Comment by Raven Morris (Samus_Aran) - Saturday, 12 March 2005, 03:36 GMT
But regarding the branches of GCC, I firmly stand behind what I said. It is a real issue not having anything but a bleeding edge compiler version available, which will simply *not compile* thousands of pieces of source code available out there in the GNU/Linux/X11/UNIX realm. GCC 2.9, 3.0, 3.1, 3.2, 3.3 and 3.4 have all changed a substantial amount of the inside of how GCC processes things (though 3.0 and 3.1 were rather buggy branches). It is not that hard to support more than one branch. I am not asking for anything more than installing the older ones to a separate prefix, e.g. /opt/gcc/3.3. It supports configure options to add a suffix or prefix to all filenames, so it's very easy to have it end up with files named like gcc-3.3, so there is no interference with the current release at all.

It would not be making Arch Linux "far more complicated" or anything like that, but would save anyone having compile problems a bunch of time to compile a copy of GCC to compile whatever it is that they're working on. I had previously been pacman -U my gcc-3.3 package whenever I needed it, but for some unknown reason my package cache (5GB worth) just disappeared one day. I didn't do any cache clear command to pacman, so I've no idea why it vanished, argh. And because Arch Linux has no old versions of packages on their servers, I'm SOL.
Comment by Raven Morris (Samus_Aran) - Saturday, 12 March 2005, 03:44 GMT
Also what I said above:

"The removal of the previous version of libstdc++ breaks some apps already in Arch Linux, and breaks tons more non-Arch Linux specific apps such as commercial video games."

How many of you developers have a libstdc++.so.5 in one of your shared library directories ? My guess is most if not all of you have one. I know at least two of the developers do. Yet for the general public, it simply doesn't exist in Arch Linux. Once you upgrade to GCC 3.4.x, the previous libstdc++.so.5 is deleted from the system, breaking things as it departs.

pacman -Qo /usr/lib/libstdc++.so.5
/usr/lib/libstdc++.so.5 is owned by gcc 3.4.3-2

Well, apparently this bug was fixed somewhere along the line (though no mention of that above on this bug report).

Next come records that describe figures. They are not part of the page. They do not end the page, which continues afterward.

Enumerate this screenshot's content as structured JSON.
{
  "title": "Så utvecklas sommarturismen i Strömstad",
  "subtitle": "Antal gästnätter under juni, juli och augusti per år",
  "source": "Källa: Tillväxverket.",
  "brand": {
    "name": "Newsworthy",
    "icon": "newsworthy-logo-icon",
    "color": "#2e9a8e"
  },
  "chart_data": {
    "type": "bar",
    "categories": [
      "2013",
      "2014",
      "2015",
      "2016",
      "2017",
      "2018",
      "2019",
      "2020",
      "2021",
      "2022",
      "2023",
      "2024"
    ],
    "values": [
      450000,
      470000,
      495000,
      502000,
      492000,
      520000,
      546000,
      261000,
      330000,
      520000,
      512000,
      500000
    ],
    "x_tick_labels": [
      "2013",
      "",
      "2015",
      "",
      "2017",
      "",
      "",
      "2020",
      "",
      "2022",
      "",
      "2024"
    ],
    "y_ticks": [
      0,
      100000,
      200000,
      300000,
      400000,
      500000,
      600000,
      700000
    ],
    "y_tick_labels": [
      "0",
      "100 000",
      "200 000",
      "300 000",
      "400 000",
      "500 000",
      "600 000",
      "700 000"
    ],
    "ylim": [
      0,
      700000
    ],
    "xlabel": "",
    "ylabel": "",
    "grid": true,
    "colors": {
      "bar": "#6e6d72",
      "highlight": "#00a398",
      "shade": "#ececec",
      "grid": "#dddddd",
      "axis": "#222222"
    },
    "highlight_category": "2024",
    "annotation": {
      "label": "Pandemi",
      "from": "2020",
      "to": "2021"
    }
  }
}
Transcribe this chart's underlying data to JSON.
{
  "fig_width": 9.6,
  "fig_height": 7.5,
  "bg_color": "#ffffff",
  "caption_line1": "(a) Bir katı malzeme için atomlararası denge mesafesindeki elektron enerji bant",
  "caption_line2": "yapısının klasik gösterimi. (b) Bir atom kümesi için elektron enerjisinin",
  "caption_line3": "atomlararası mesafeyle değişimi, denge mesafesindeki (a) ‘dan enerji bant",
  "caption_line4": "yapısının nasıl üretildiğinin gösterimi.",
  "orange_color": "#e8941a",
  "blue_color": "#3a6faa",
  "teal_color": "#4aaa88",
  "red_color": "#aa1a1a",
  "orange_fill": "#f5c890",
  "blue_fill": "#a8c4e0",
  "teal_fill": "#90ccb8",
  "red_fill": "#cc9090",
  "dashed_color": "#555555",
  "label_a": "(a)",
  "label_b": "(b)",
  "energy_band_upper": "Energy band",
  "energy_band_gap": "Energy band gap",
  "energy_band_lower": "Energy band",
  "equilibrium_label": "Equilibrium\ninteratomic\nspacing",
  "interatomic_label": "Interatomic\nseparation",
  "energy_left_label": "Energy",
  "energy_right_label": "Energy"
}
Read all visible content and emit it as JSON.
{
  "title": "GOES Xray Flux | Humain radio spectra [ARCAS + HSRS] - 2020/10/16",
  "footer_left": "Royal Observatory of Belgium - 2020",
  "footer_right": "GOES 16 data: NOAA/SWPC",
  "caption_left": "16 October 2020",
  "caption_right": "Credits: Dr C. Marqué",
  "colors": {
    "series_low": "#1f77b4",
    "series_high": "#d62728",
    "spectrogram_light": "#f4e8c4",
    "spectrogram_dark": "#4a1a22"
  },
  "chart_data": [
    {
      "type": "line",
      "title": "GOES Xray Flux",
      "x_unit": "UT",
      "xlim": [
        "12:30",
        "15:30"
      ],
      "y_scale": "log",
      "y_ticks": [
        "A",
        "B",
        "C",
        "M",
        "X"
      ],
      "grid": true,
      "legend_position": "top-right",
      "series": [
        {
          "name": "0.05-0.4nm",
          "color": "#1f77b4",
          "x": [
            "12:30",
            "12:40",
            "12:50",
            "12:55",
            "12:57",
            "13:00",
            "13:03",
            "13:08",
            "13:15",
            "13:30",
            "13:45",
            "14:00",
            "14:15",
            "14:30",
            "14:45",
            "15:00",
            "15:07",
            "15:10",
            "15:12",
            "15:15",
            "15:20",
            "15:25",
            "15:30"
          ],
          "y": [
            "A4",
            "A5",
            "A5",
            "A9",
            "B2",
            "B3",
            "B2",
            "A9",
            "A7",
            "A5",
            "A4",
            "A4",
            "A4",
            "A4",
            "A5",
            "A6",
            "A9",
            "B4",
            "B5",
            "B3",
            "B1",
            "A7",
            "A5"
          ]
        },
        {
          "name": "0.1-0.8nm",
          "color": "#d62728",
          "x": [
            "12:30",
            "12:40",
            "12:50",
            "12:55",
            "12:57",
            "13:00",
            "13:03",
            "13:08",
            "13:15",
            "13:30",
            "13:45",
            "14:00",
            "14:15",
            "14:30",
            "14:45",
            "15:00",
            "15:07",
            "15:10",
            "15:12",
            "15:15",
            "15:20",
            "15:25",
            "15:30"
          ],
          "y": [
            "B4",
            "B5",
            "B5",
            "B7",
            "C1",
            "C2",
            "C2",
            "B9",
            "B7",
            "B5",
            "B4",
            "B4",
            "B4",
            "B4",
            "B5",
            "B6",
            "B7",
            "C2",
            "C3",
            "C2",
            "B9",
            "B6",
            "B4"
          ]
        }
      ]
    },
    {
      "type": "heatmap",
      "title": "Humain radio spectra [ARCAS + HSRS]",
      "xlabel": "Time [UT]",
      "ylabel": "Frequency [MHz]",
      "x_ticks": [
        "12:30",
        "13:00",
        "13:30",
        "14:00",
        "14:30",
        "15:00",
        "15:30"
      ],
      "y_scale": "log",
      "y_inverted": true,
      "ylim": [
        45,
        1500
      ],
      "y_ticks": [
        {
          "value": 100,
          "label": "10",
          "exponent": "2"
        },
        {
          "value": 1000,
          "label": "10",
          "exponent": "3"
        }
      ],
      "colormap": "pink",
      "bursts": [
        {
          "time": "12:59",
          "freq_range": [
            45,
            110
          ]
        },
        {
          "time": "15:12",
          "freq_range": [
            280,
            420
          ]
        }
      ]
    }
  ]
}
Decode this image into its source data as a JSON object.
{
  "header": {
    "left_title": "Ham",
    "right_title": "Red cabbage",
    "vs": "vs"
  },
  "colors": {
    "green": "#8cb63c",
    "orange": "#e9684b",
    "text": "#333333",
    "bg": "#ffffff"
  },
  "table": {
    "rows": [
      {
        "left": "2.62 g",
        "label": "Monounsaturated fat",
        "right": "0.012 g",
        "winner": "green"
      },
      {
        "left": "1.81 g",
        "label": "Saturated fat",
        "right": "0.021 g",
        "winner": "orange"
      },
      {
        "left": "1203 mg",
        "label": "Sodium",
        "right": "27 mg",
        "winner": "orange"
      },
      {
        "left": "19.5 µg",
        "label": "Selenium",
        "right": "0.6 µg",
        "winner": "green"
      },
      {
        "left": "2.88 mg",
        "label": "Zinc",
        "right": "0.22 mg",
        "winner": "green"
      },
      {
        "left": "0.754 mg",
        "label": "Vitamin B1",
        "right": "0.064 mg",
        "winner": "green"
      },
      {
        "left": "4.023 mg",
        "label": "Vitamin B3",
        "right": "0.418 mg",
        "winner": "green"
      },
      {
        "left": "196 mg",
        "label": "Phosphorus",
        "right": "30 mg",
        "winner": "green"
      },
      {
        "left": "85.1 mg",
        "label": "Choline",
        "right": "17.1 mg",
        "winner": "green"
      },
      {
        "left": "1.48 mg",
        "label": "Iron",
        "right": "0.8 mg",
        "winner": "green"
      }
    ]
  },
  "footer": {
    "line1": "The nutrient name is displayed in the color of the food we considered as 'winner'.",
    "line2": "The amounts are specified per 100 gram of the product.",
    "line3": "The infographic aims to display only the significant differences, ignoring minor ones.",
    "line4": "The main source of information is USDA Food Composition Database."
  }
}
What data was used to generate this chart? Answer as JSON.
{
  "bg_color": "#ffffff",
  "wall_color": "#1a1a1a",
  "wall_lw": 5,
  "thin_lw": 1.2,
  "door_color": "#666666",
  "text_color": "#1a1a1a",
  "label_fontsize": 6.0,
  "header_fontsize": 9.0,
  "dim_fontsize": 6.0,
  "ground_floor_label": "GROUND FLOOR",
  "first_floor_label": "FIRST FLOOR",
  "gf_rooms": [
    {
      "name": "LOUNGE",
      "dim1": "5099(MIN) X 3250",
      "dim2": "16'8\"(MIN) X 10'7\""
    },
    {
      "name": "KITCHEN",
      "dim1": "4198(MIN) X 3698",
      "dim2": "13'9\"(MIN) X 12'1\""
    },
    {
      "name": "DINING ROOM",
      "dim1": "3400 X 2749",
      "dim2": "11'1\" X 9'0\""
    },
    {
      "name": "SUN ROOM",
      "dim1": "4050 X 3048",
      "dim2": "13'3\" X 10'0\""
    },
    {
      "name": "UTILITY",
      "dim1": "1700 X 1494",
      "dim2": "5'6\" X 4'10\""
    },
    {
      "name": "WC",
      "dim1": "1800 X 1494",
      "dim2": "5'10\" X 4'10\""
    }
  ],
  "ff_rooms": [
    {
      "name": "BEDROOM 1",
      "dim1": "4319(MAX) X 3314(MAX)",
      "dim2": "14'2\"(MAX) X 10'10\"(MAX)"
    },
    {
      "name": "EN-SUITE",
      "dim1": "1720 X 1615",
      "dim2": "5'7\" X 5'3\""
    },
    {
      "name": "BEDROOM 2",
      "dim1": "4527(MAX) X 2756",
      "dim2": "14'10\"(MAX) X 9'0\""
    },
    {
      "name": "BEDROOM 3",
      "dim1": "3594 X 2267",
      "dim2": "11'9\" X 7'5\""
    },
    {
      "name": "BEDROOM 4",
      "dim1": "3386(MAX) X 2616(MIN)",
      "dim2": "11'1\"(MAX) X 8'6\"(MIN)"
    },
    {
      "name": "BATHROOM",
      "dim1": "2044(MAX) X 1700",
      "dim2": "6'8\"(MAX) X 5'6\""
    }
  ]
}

So I guess you can disregard this comment. *Goes to look at the PKGBUILD* Ah, yeah. You download and compile part of GCC 3.3.5, to get the prior libstdc++ library.
Comment by Tobias Kieslich (tobias) - Monday, 18 April 2005, 15:28 GMT
OK, as a final comment:
1. Archlinux is not going to support multiple compiler anytime soon. This issue has been discussed several times among the devs and it has been decided to keep it simple.
2. libstdc++.so.5 is part of gcc-3.4 in Archlinux and has been for a long time. It is mainly in the repos for packages that don't compile with gcc-3.4 and thus will have to rely on the old lib. eg, fluxbox is such a package and it will be kicked from the repos when there is an urgent need to rebuild it. There prolly won't happen such things as rebuilding gcc3.3 for that.
3. Having it bleeding edge surely has it's shortcomings, but it also the advantage that it keeps the development running. Providing latest software has been a goal in ArchLinux for a long time.